Quando si lavora con gruppi ristretti li si chiama gruppi faccia a faccia o fianco a fianco, come li chiamano i francesi, ma l’importante è che, nel compito in piccoli gruppi, si osserva che è costituito come indica il suo nome, da una quantità di individui centrati su un compito comune e il numero ottimale calcolato da Kurt Lewin gira intorno ai 10, 20 o 15 membri, che sono le persone che possono abitare in forma differenziata la nostra mente (gruppo interno) e si possono stabilire interrelazioni con essi e tra essi dentro lo spazio interno, coordinati dal nostro essere. Possiamo analizzare in questo modo tutta la teoria del pensiero poiché ha perso o ha ottenuto di sfumare l’oggetto o lo ha fatto sparire per gestirsi meglio strumentalmente. Dietro questa organizzazione che regola le leggi del pensare, ci sono le motivazioni di questo pensare (fantasie inconsce di Melanie Klein).

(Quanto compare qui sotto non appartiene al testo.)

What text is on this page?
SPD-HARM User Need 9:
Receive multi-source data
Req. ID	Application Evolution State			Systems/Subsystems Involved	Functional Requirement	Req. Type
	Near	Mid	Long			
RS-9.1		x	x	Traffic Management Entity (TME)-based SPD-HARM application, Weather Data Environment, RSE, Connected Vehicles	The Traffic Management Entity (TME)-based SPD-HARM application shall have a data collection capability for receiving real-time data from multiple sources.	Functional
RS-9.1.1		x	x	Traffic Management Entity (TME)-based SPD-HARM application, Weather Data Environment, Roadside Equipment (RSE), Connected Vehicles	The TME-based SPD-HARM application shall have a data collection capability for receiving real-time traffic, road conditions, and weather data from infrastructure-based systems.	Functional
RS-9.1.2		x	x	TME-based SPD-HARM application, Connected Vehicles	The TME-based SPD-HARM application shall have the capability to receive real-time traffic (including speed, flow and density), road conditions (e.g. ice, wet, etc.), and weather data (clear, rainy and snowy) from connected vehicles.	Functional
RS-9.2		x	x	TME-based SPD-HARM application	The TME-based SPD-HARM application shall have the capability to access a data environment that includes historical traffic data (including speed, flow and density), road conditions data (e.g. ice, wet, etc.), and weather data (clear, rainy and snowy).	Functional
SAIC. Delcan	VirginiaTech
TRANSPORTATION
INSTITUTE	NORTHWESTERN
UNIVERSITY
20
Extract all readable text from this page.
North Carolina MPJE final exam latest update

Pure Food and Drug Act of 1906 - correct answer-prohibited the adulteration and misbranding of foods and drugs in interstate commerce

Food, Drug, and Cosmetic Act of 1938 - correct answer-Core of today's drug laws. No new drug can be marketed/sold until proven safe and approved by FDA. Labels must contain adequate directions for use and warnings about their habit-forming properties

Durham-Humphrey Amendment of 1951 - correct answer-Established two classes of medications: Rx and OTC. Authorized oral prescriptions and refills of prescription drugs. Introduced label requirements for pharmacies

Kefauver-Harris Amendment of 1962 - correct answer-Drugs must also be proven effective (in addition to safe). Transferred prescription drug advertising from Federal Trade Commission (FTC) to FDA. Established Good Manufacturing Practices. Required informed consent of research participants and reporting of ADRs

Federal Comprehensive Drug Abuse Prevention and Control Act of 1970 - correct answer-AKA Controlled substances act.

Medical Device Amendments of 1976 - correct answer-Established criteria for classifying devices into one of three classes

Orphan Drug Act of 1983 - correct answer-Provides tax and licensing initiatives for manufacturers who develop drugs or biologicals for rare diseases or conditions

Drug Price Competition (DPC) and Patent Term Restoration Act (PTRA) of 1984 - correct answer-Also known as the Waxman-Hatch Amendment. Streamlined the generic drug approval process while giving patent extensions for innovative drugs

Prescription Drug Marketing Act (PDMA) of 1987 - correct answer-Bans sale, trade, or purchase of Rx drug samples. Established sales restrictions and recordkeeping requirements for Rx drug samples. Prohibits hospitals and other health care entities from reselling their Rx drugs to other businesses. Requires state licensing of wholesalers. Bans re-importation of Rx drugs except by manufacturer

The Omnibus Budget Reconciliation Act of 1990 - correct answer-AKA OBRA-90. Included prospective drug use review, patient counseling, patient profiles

Nei malati nei quali osserviamo una confusione tra il simbolo e il simbolizzato, creandosi il così chiamato ‘pensiero psicotico’, riappare un tipo di pensiero concreto e magico, nel quale è molto più facile osservare la prestazione di tutto un gruppo della nostra mente, diviso in sottogruppi in conflitto, come, per esempio, sottogruppi generazionali, allora studiamo i conflitti generazionali che impediscono il cambiamento. Quindi non è tanto facile rompere la barriera di resistenza al cambiamento, nonostante esistano tecniche individuali e sociali, e una delle tecniche di comunità è la conoscenza perfetta del luogo e poter elaborare poi una strategia, una tecnica, una tattica, una logistica per poter saltare il muro, introdursi nel contesto del cambiamento, senza timore del fatto che dall’altro lato del muro esistano dei nemici.
La psicologia è stata vittima delle stesse fantasie della Muraglia cinese che, in realtà, fu costruita per i nemici che, come dopo fu dimostrato, non esistevano da questo lato ma dall’altro. Vuol dire che fu un compito tremendo che costò mille vite, occupazioni e preoccupazioni, per una muraglia costruita senza senso, come lo fu la linea Maginot per esempio, che non causarono ai tedeschi che un ritardo di un giorno e costò un sacrificio enorme al popolo francese. Cioè, tutti abbiamo la nostra Maginot inutile, ma si deve scoprirla e sapere come oltrepassarla, e disgraziatamente dobbiamo usare una terminologia militare.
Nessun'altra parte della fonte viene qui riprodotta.